10 Things I Wish I Knew When I Was In My 30's
Lately I've been thinking about how wise I've become.
If you haven't snort laughed yet, you should. I would never have referred to myself as the wise type.
But, now that I'm in my 50's (God, how old that sounds), I am a whole lot wiser than I was in my 30's and 40's.
Here's a list of the 10 things I now know in my 50's that I wish I could tell my 30 year old self:
1. Hold your kids all the time when they're babies.
Snuggle with them and hold them all the time. When my kids were babies, I would bemoan the fact that I had to constantly hold them or they'd cry. It was hard for someone used to getting a lot done to walk around the house all day, jiggling a baby in her arms or on her shoulder. Once they get to be about 8 years old, all that hugging and snuggling is going to disappear as they become more and more independent. So relish it while you can. And once they're teens, you're lucky to get a grunt as a reply when you say, "Honey, I love you," and the hugs are few and far between, so embrace it while you can.
2. Stop worrying about how the kids are going to turn out, they're going to be fine.
That advice your friend gave you about how the apple doesn't fall far from the tree? It's true. They'll be a lot like you and your husband, so just try and set a good example. Just because you did all those terrible things when you were their age doesn't mean they'll do the same. Just because you didn't raise them perfectly doesn't mean they're not going to turn out to be fully rounded adults. They will, trust in them and in yourself.
3. Don't worry so much about your career.
Figure out what you want to do, do it well and let it fall into place. Put more focus on raising the kids than on your job and things will balance out. Once you have kids, the job will just take off because as a mom, you'll be so laser focused that you won't have time for any nonsense and so will become hyper efficient and productive in order to get home so that you can take care of them. So stop obsessing about your career, it will all work out.
4. Stop worrying about money so much.
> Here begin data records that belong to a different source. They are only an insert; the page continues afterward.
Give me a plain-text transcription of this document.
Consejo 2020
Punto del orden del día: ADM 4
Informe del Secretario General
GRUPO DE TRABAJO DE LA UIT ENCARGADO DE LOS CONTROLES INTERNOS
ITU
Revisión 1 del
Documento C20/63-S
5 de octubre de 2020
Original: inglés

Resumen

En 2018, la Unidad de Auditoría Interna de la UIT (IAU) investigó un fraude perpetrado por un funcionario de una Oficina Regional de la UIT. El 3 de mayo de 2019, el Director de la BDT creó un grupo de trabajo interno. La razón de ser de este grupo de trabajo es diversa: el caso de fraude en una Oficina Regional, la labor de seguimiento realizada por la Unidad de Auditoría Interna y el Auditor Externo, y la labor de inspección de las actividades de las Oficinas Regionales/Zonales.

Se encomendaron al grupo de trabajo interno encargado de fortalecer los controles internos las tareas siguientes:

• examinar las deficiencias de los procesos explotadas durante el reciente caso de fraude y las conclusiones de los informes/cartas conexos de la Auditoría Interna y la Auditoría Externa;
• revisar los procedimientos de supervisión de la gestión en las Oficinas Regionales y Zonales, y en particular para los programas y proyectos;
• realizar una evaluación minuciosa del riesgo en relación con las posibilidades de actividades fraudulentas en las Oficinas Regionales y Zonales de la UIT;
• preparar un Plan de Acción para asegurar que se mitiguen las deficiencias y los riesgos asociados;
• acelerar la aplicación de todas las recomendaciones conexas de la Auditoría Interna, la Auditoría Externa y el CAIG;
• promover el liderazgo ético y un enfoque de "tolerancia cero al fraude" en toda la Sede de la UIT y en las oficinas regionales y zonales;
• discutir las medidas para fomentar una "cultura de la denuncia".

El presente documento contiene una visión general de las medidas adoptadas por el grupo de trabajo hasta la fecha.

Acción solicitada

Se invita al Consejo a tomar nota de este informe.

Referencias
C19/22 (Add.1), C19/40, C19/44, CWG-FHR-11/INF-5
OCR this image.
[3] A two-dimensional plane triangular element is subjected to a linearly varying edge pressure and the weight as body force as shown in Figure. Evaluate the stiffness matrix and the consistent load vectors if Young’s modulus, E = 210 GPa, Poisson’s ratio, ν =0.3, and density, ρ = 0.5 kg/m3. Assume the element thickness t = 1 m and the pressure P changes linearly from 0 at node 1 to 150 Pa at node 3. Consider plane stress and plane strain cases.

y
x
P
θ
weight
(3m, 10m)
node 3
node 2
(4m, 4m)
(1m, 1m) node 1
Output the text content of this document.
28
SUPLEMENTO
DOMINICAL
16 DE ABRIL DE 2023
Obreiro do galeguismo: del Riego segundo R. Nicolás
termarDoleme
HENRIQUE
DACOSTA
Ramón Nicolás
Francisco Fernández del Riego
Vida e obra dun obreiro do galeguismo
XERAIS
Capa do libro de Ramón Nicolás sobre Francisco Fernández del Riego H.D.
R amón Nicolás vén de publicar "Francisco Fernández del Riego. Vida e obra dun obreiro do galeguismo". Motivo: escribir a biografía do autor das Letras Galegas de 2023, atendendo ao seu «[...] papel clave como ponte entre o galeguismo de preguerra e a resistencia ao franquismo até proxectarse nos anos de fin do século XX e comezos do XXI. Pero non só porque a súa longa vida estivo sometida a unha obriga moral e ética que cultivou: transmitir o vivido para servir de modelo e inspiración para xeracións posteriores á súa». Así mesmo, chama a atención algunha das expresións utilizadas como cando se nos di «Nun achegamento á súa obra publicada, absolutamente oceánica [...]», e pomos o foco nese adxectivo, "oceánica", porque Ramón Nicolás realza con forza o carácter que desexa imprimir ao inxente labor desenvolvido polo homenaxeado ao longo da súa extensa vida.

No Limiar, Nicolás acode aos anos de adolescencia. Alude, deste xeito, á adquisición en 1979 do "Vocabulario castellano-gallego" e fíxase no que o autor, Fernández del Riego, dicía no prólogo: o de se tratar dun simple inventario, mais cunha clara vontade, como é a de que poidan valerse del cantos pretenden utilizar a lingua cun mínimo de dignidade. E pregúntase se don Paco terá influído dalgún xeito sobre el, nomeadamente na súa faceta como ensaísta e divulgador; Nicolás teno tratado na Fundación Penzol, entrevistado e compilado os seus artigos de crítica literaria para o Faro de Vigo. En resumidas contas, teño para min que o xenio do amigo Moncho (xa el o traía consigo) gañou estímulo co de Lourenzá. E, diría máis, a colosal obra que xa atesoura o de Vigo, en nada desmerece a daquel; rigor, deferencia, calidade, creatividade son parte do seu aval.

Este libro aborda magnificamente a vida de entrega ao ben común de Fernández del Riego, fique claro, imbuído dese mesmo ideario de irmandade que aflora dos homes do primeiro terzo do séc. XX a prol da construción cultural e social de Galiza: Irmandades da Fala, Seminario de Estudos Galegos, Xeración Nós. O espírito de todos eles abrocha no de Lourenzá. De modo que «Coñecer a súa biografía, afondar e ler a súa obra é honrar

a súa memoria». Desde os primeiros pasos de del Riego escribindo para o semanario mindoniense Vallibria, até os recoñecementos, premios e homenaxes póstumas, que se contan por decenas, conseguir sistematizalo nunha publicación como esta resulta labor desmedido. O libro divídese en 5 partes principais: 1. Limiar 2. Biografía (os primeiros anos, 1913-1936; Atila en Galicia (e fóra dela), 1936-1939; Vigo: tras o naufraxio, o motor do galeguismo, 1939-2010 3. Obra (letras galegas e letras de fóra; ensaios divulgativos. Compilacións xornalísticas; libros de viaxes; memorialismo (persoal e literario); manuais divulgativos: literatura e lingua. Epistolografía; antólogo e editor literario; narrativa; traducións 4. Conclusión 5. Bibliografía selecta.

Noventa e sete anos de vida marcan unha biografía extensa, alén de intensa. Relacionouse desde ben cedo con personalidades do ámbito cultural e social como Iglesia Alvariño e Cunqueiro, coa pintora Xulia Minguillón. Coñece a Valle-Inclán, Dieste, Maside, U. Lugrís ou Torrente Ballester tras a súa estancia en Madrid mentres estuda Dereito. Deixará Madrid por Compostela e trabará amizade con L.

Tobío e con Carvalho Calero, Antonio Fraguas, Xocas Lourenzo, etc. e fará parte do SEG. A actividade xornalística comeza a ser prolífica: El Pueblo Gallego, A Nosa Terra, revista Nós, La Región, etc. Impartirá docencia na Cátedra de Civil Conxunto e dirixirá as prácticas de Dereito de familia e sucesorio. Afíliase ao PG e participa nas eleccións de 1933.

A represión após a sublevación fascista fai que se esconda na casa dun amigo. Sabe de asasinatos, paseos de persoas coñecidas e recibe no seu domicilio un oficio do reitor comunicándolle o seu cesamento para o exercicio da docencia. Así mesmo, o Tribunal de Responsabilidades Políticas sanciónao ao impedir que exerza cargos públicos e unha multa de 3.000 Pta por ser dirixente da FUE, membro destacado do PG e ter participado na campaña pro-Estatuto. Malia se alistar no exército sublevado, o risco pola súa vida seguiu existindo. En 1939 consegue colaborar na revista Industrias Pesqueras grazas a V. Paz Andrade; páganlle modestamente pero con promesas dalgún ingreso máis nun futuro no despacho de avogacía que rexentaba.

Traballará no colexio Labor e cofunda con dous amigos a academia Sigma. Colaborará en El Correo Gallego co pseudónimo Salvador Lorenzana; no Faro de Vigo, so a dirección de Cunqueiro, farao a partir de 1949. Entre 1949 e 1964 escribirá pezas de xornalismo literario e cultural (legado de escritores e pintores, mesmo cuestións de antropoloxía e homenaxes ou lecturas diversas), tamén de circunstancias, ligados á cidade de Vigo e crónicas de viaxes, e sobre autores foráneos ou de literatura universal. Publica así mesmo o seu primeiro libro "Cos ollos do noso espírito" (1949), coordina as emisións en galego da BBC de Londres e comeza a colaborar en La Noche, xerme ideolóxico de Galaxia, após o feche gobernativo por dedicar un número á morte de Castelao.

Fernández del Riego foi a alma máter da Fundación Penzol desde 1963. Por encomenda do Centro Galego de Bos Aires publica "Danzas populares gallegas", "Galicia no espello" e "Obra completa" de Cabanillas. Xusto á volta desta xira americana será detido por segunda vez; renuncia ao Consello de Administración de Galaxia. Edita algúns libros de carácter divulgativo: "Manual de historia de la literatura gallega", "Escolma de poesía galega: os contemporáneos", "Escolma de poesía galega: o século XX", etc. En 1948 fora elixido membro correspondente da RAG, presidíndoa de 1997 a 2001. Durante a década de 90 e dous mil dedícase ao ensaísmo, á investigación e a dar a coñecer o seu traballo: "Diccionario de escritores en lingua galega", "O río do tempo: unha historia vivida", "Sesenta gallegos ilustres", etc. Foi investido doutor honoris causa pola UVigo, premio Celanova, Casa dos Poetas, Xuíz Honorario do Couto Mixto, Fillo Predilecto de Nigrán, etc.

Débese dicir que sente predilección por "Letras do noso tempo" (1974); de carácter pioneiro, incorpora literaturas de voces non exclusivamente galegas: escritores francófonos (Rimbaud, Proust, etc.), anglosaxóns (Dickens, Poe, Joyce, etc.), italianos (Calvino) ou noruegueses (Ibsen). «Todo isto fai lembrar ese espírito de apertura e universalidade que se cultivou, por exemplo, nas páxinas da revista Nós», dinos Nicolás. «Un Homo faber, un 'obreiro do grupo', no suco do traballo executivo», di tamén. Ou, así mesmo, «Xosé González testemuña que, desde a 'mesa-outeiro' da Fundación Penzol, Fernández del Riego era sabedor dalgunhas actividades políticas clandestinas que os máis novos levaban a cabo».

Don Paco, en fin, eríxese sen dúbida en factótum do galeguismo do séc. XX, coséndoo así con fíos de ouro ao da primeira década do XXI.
You'll have enough.
What's the point of juggling working and kids if you're not going to allow yourself to enjoy the rewards of that work? So put in that built-in pool, do the upgrades to the house, fix up the basement in to a playroom, create a home that your family can live happily and comfortably in now. Plus, you'll probably wind up working past retirement anyway, after transitioning into a new career that you'll have more passion for and which you'll be perfectly happy to spend the next 10+ years doing, in order to make sure you have enough money to last until you're 100 which is how long you'll probably wind up living if your parent's and in-laws are any example.
5. Go on more trips! Stop putting it off. Go do stuff.
See places, see things, take family vacations. Take the kids, make them go along with you on adventures. Take a lot of pictures to remind you of what you did together. Once the kids hit teen-dom, they're not going to want to spend as much time with you guys, so take them when they're young.
6. Stop obsessing about your weight.
Just eat relatively healthily and find clothes that suit you and showcase your body as it is, not as it will be when you lose those 5 pounds you're always talking about. Nobody else cares, no one else thinks you need to lose weight but you, because they're all so obsessed with their own weight that they don't really notice yours. This is just how women are.
7. Spend a lot of time with your girlfriends.
And keep adding new ones into the mix at every new job, or at every new event in your life. Your women friends will always be there to listen and help you figure out whatever new issue you're facing and will always tell you the truth (gently but firmly) when you need to hear it.
8. Find a good therapist early on, to help you work out all the crap you're carrying around with you from childhood.
Find a good one and work on that shit! Believe me, that stuff is important, so deal with it, cry a lot, get it out of your system and move on. Don't carry it around with you or you'll wind up foisting it on your own kids, and they'll end up repeating all the stupid things you did when you were in your 20's and 30's.
9. The whole college process? It's not really as horrible as you thought it would be.
Let your kids take the lead. They'll figure it out, that's part of what the whole process is about. Remind them about key milestones a few times, but at the end of the day, let them know that this (one of the most important decisions of their lives) must come from them. And yes, it costs a bloody fortune, but somehow or other you'll figure it out; between 529's, savings, loans and just generally planning, you'll wind up figuring out how to pay to get them through college.
10. There will come a day when you will have your independence back again.
The kids will eventually become potty trained, get on a sleep schedule, learn to tie their own shoes, learn to read and go to school by themselves. And then all of a sudden, they'll be in high school which will fly by (just like all those other moms told you) and then they'll be ready for college and you'll have a lot of time on your hands.
And then you'll be able to go on all those trips you wanted, and go out to dinner whenever you want and get all those massages. But you'll miss those kids terribly, so enjoy them fully while they're still here.
What about you? What are the 10 things you wish you could tell your younger self?